This was a tough day. I started by getting up late, rushing to get my daughter to school on time, and fighting with her the entire 10 min trip.
It took me an hour and a half to calm down from that and send her an apology by text message.
By the time I got to Quilters, an hour late, I was too pooped to pop. I dropped off something one of the gals had requested (a bright spot). Then I was reminded that I haven't yet sent photos to another gal and ended up feeling crappy about not following through on that task. I really didn't need that disappointment tossed my direction. I just went home.
I calmed myself by eating a bowl of popcorn and listening to an audio book. I had a bite of (nutritious) lunch, then it was off to get a mammogram.
Lovely.
After that appointment, I managed to buy a gift for a friend (only a week late). Then went to look for a light jacket (My current jacket is too BIG this year! Hooray!) But ... no such luck.
When I got home, my daughter and I talked. She showed me that she'd accomplished something I'd been asking her to do. I praised her. We're back on good terms.
I went to my studio to pick up my mp3 player, and the darn thing took FOREVER to update. In the mean time, my computer kept freezing. While waiting for things to sort themselves out, my mind started spinning and stewing about old relationships that have gone sour. My head was going in a bad place.
Finally getting my mp3 player to work properly, I plugged it into my ears and WENT FOR A 2 MILE WALK! All the while, I listened to my mentor talk to me in my ear, help me redirect my brain waves.
Now, back at home, I've had an excellent change of attitude. My body is thanking me for giving it some exercise. My brain is thanking me for filling it with good thoughts.
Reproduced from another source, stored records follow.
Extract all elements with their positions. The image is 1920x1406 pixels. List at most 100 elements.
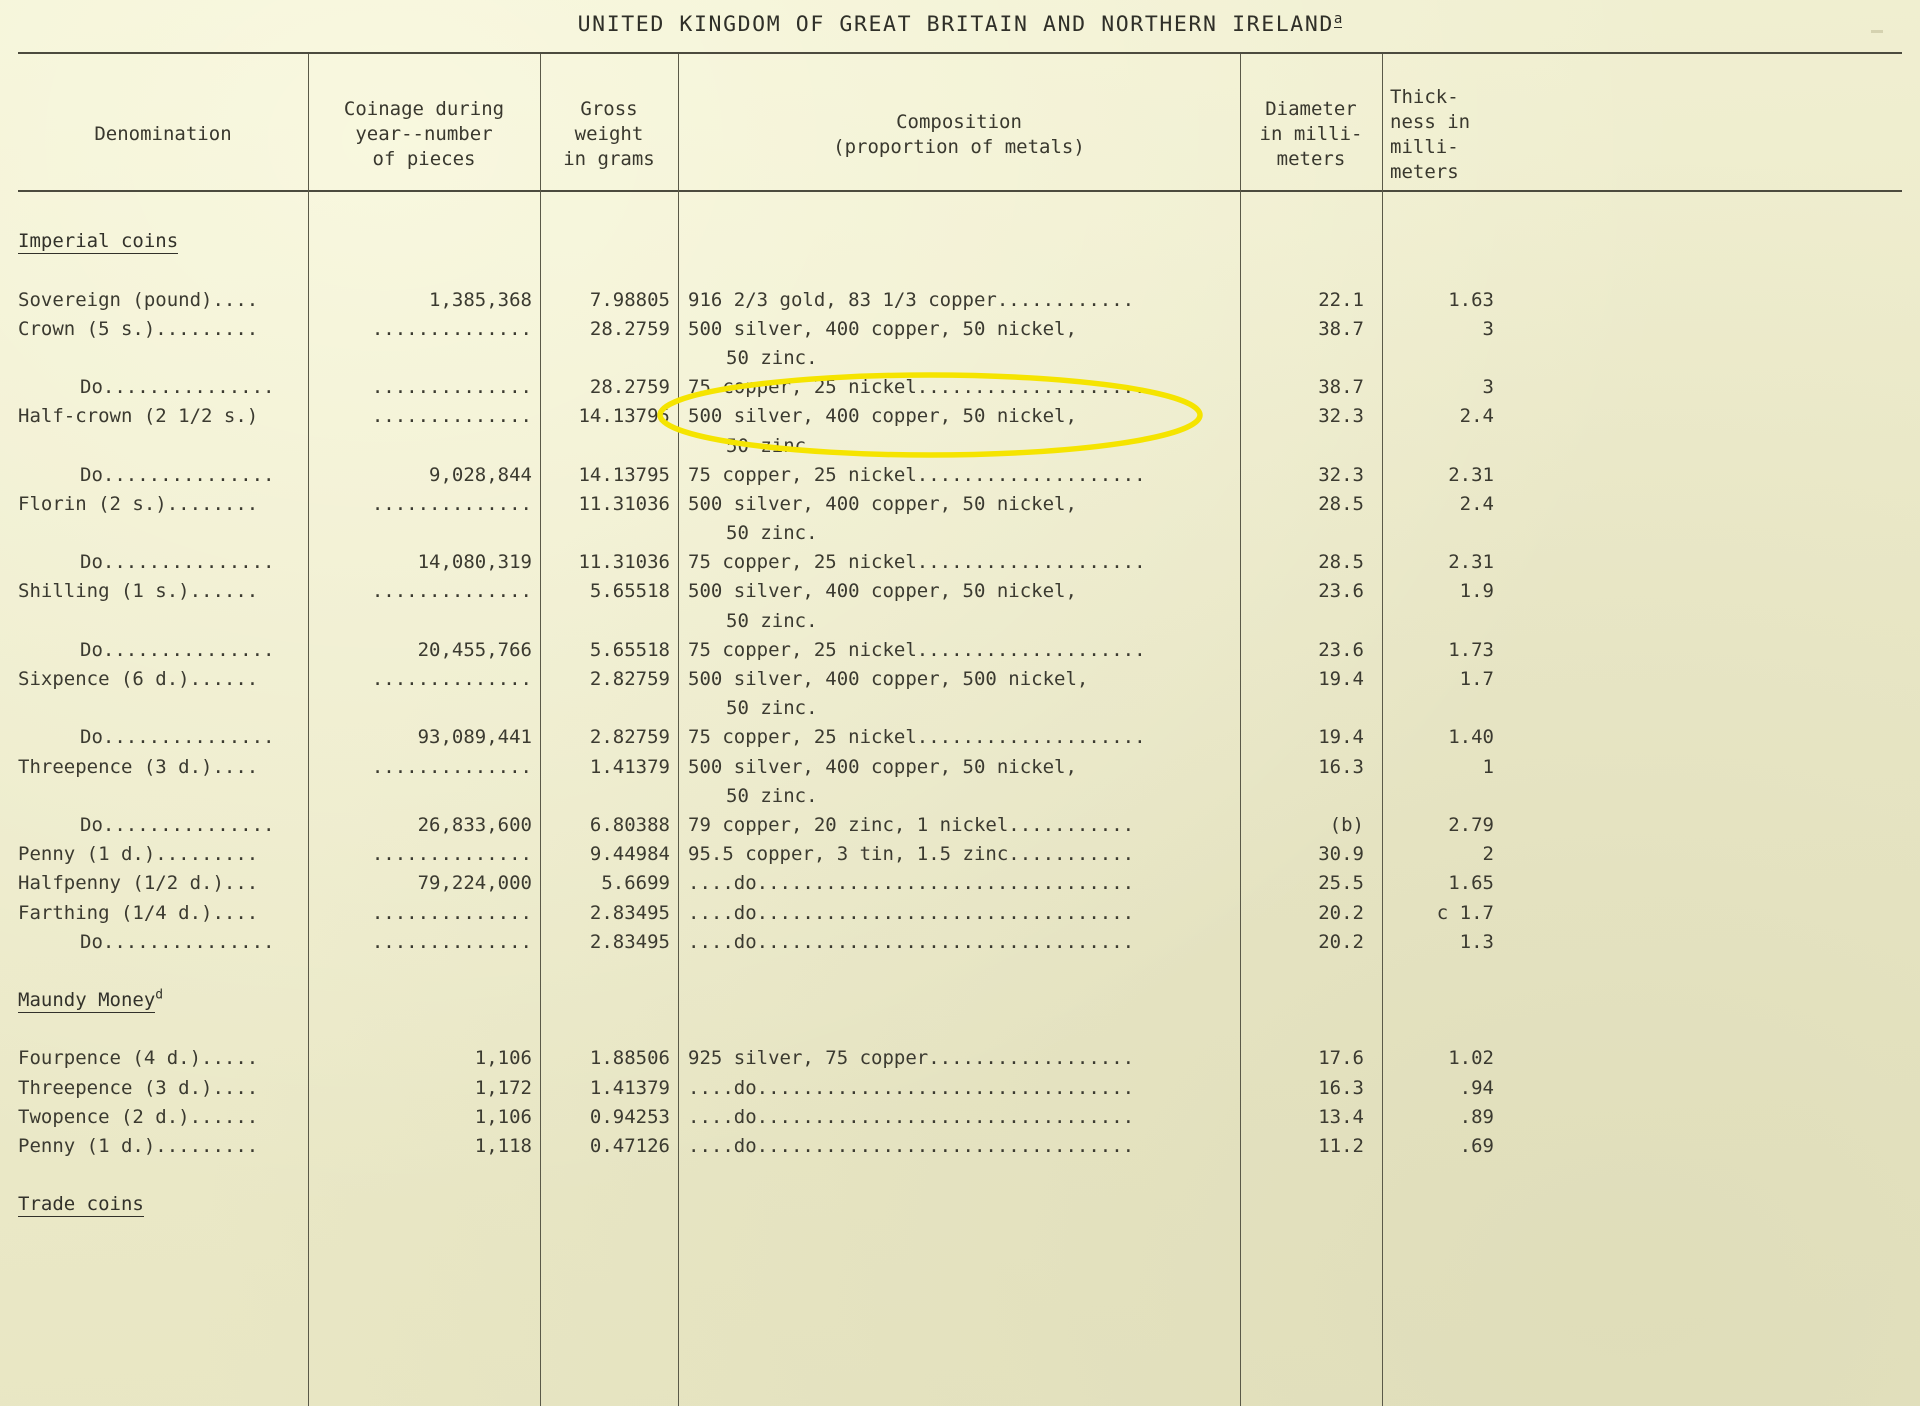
table-row: Do............... 93,089,441 2.82759 75 cop… [0, 723, 1920, 752]
cell-diameter: 32.3 [1318, 463, 1364, 486]
cell-composition: 500 silver, 400 copper, 50 nickel, [688, 492, 1077, 515]
cell-denomination: Penny (1 d.)......... [18, 843, 259, 866]
page-title-footnote-marker: a [1333, 11, 1343, 28]
table-row-continuation: 50 zinc. [0, 782, 1920, 811]
table-row: Do............................. 28.2759 75… [0, 373, 1920, 402]
cell-thickness: 1.9 [1459, 580, 1494, 603]
cell-thickness: 2.31 [1448, 551, 1494, 574]
cell-coinage: .............. [371, 317, 532, 340]
cell-denomination: Do............... [80, 463, 275, 486]
cell-coinage: .............. [371, 492, 532, 515]
column-header-thickness: Thick- ness in milli- meters [1390, 86, 1471, 183]
section-heading-footnote-marker: d [155, 987, 164, 1003]
column-divider-5 [1382, 54, 1383, 1406]
cell-coinage: 1,172 [474, 1076, 532, 1099]
cell-coinage: .............. [371, 405, 532, 428]
cell-diameter: 28.5 [1318, 492, 1364, 515]
cell-composition: ....do................................. [688, 930, 1135, 953]
cell-gross-weight: 28.2759 [589, 317, 670, 340]
cell-coinage: .............. [371, 843, 532, 866]
cell-coinage: 9,028,844 [429, 463, 532, 486]
cell-coinage: .............. [371, 901, 532, 924]
table-row: Farthing (1/4 d.).................. 2.834… [0, 899, 1920, 928]
cell-composition: 75 copper, 25 nickel.................... [688, 463, 1146, 486]
cell-thickness: 3 [1482, 317, 1494, 340]
cell-thickness: 2.79 [1448, 813, 1494, 836]
cell-thickness: 1.73 [1448, 638, 1494, 661]
cell-diameter: 20.2 [1318, 930, 1364, 953]
cell-composition: 75 copper, 25 nickel.................... [688, 638, 1146, 661]
cell-thickness: 2.4 [1459, 405, 1494, 428]
table-row: Threepence (3 d.).... 1,172 1.41379 ....do.… [0, 1074, 1920, 1103]
section-heading-row: Maundy Moneyd [0, 986, 1920, 1015]
row-spacer [0, 198, 1920, 227]
section-heading: Trade coins [18, 1190, 144, 1219]
cell-gross-weight: 11.31036 [578, 551, 670, 574]
cell-gross-weight: 11.31036 [578, 492, 670, 515]
cell-thickness: 1.63 [1448, 288, 1494, 311]
cell-coinage: 93,089,441 [417, 726, 532, 749]
cell-denomination: Threepence (3 d.).... [18, 755, 259, 778]
cell-composition: ....do................................. [688, 1076, 1135, 1099]
cell-gross-weight: 2.83495 [589, 901, 670, 924]
table-row-continuation: 50 zinc. [0, 519, 1920, 548]
cell-composition: 95.5 copper, 3 tin, 1.5 zinc........... [688, 843, 1135, 866]
cell-denomination: Do............... [80, 376, 275, 399]
cell-coinage: 1,106 [474, 1105, 532, 1128]
table-row: Fourpence (4 d.)..... 1,106 1.88506 925 sil… [0, 1044, 1920, 1073]
cell-gross-weight: 0.47126 [589, 1135, 670, 1157]
cell-diameter: 17.6 [1318, 1047, 1364, 1070]
cell-denomination: Twopence (2 d.)...... [18, 1105, 259, 1128]
cell-diameter: 22.1 [1318, 288, 1364, 311]
cell-composition: 500 silver, 400 copper, 50 nickel, [688, 317, 1077, 340]
row-spacer [0, 1015, 1920, 1044]
cell-denomination: Half-crown (2 1/2 s.) [18, 405, 259, 428]
cell-thickness: 1.40 [1448, 726, 1494, 749]
cell-thickness: 2 [1482, 843, 1494, 866]
cell-gross-weight: 9.44984 [589, 843, 670, 866]
cell-denomination: Do............... [80, 638, 275, 661]
cell-diameter: 30.9 [1318, 843, 1364, 866]
cell-diameter: 32.3 [1318, 405, 1364, 428]
cell-composition: ....do................................. [688, 1105, 1135, 1128]
table-row-continuation: 50 zinc. [0, 607, 1920, 636]
cell-composition-continuation: 50 zinc. [726, 522, 818, 545]
cell-denomination: Do............... [80, 726, 275, 749]
cell-composition: 925 silver, 75 copper.................. [688, 1047, 1135, 1070]
cell-gross-weight: 6.80388 [589, 813, 670, 836]
cell-composition-continuation: 50 zinc. [726, 434, 818, 457]
column-header-composition: Composition (proportion of metals) [833, 111, 1085, 158]
cell-composition: 500 silver, 400 copper, 50 nickel, [688, 755, 1077, 778]
cell-diameter: 19.4 [1318, 668, 1364, 690]
cell-coinage: 79,224,000 [417, 872, 532, 895]
cell-gross-weight: 5.65518 [589, 580, 670, 603]
section-heading: Maundy Moneyd [18, 986, 163, 1015]
table-row: Florin (2 s.)...................... 11.31… [0, 490, 1920, 519]
column-header-coinage: Coinage during year--number of pieces [343, 98, 505, 170]
cell-composition-continuation: 50 zinc. [726, 784, 818, 807]
cell-composition: ....do................................. [688, 1135, 1135, 1157]
cell-composition: ....do................................. [688, 872, 1135, 895]
cell-thickness: 2.31 [1448, 463, 1494, 486]
cell-thickness: c 1.7 [1436, 901, 1494, 924]
cell-composition: 75 copper, 25 nickel.................... [688, 726, 1146, 749]
cell-composition-continuation: 50 zinc. [726, 697, 818, 720]
cell-composition: ....do................................. [688, 901, 1135, 924]
cell-composition: 79 copper, 20 zinc, 1 nickel........... [688, 813, 1135, 836]
table-row: Crown (5 s.)....................... 28.27… [0, 315, 1920, 344]
section-heading-label: Imperial coins [18, 230, 179, 255]
cell-denomination: Do............... [80, 551, 275, 574]
cell-denomination: Farthing (1/4 d.).... [18, 901, 259, 924]
cell-diameter: 38.7 [1318, 376, 1364, 399]
cell-gross-weight: 5.65518 [589, 638, 670, 661]
column-divider-3 [678, 54, 679, 1406]
cell-gross-weight: 5.6699 [601, 872, 670, 895]
row-spacer [0, 256, 1920, 285]
cell-denomination: Do............... [80, 813, 275, 836]
cell-composition: 916 2/3 gold, 83 1/3 copper............ [688, 288, 1135, 311]
cell-thickness: 2.4 [1459, 492, 1494, 515]
cell-diameter: 28.5 [1318, 551, 1364, 574]
cell-gross-weight: 0.94253 [589, 1105, 670, 1128]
I'm ready to go upstairs and make some dinner.
The point of all this?
For the majority of the day, I let my mind wallow in the trash heap
- the things that didn't go my way
- the frustration that is a necessary part of raising a teen to help her become an adult
- the ickiness of having to bare my breasts to a stranger and a machine that squishes the hell out of them (they deserve better!)
- the letdown of not being able to find a coat that fits well
- the memories of people that have shut me out of their lives
When I recognized the wasteland that I was allowing my brain to traverse (again ... oh, again), I did something about it.
- I listened to uplifting words.
- I got out in the crisp autumn breeze.
- I challenged myself to do the 2-mile walk that starts with a steep hill.
- I stopped at the one mile mark long enough to appreciate the sunset.